Many of the important events that define the body plan in the early mouse embryo unfold in one day of gestation, between e7.5 and e8.5 (Fig. 1)

Mouse embryo between embryonic day 7.5 and 8.5.

We focus on the signals and molecules that regulate the epithelial-to-mesenchymal transition (EMT) at gastrulation and subsequent migration of the mesoderm. The gastrulation EMT takes place at a single position in the early embryo, the primitive streak, where Wnt, Nodal and Fgf signals converge. At the streak, cells transform from an epithelium (the epiblast) into migrating mesenchymal cells (the mesoderm).

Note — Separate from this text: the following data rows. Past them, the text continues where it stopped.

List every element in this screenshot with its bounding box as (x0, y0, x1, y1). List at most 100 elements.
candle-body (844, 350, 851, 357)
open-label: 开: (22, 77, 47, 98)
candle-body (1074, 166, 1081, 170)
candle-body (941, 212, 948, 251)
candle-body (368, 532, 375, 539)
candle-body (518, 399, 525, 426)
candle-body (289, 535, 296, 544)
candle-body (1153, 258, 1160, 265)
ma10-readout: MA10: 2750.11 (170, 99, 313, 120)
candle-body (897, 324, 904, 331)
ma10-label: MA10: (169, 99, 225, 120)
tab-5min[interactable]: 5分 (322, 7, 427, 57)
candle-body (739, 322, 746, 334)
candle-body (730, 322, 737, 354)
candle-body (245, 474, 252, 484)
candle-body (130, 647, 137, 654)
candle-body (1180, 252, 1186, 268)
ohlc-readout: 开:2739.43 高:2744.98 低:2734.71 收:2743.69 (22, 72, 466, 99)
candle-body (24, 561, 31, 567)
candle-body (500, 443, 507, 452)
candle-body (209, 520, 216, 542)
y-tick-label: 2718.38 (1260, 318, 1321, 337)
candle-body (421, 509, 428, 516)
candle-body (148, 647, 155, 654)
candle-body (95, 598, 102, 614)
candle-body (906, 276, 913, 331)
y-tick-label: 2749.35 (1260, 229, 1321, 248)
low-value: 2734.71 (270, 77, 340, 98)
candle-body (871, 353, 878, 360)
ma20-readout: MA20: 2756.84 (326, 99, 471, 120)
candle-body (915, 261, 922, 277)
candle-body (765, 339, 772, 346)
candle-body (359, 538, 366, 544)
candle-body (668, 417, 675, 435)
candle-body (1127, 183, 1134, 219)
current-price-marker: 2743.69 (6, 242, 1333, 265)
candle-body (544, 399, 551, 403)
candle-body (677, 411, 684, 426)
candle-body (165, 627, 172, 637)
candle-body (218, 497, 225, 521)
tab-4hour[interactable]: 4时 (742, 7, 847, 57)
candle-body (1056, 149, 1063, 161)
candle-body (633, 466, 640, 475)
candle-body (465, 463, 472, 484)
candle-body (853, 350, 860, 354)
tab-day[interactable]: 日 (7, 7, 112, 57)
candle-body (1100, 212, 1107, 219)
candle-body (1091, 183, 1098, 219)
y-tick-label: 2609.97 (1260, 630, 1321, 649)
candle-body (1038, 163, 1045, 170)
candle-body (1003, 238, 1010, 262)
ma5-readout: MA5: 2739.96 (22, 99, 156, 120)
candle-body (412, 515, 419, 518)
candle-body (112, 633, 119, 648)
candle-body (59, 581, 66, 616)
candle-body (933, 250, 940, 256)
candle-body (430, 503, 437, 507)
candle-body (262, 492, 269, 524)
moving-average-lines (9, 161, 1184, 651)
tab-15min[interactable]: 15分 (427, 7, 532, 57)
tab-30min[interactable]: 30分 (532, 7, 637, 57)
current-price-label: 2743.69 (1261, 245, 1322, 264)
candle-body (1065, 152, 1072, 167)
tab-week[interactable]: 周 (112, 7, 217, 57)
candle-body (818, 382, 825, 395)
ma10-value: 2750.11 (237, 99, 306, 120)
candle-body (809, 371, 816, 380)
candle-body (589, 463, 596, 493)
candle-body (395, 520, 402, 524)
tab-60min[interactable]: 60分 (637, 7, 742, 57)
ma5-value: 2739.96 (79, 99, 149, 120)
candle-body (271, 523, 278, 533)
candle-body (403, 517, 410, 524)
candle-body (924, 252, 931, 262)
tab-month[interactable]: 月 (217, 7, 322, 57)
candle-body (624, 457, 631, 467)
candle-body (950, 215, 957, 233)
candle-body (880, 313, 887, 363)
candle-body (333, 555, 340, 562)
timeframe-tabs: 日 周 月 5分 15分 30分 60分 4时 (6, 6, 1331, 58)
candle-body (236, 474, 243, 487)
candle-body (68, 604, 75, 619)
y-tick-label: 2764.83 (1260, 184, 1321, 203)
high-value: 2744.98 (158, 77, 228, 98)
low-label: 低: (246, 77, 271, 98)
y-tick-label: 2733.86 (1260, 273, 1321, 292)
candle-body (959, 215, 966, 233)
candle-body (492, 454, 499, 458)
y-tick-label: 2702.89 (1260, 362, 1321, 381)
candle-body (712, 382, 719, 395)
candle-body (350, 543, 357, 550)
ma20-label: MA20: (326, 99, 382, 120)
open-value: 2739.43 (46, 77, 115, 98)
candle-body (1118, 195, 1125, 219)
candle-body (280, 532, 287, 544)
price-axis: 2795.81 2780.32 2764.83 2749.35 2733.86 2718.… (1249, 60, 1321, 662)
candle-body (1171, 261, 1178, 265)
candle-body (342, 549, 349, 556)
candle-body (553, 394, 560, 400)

Figure 2.  The primitive streak in the e7.5 embryo (left) forms at a single position at the posterior of the embryo embryonic circumference, where Wnt, Nodal and Fgf signals converge. Under the influence of these signals, cells change their fate from ectodermal to mesoderm/endoderm and change their cellular organization from epithelial to mesenchymal.
Figure 3.  A scanning electron micrograph (SEM) showing the transformation in morphology between cells in the epiblast and the mesoderm. The mesodermal cells arise from the gastrulation EMT and migrate around the entire circumference of the embryo.

We have many isolated novel mutants that affect the gastrulation EMT, including mutations that affect genes involved in Wnt signaling (Qian et al. 2011, and unpublished), mesoderm migration (Rakeman et al., 2006, and unpublished), the gastrulation EMT (Lee et al., 2007; and unpublished) and epithelial organization (Lee et al., 2007 and unpublished).

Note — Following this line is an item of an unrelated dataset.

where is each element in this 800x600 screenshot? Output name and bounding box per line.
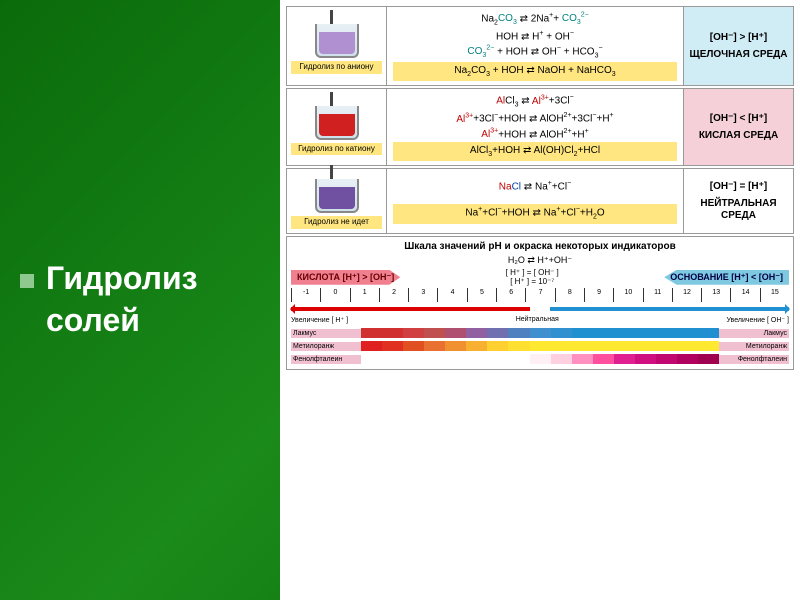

These same genes are re-used again throughout development and in tumors, and we study those genes in those contexts as well. For example, we showed that a mutation that stabilizes Axin2, a regulator of Wnt signaling, blocks canonical Wnt signaling in most tissues but enhances Wnt signaling in the late primitive streak. Because activated Wnt signaling drives human colon cancer, we are testing how stabilization of Axin2 affects intestinal cancer in a mouse model; preliminary data suggest that stabilization of Axin2 may enhance tumorigenesis. We are also testing whether regulators of mesoderm migration affect metastasis in mouse tumor models.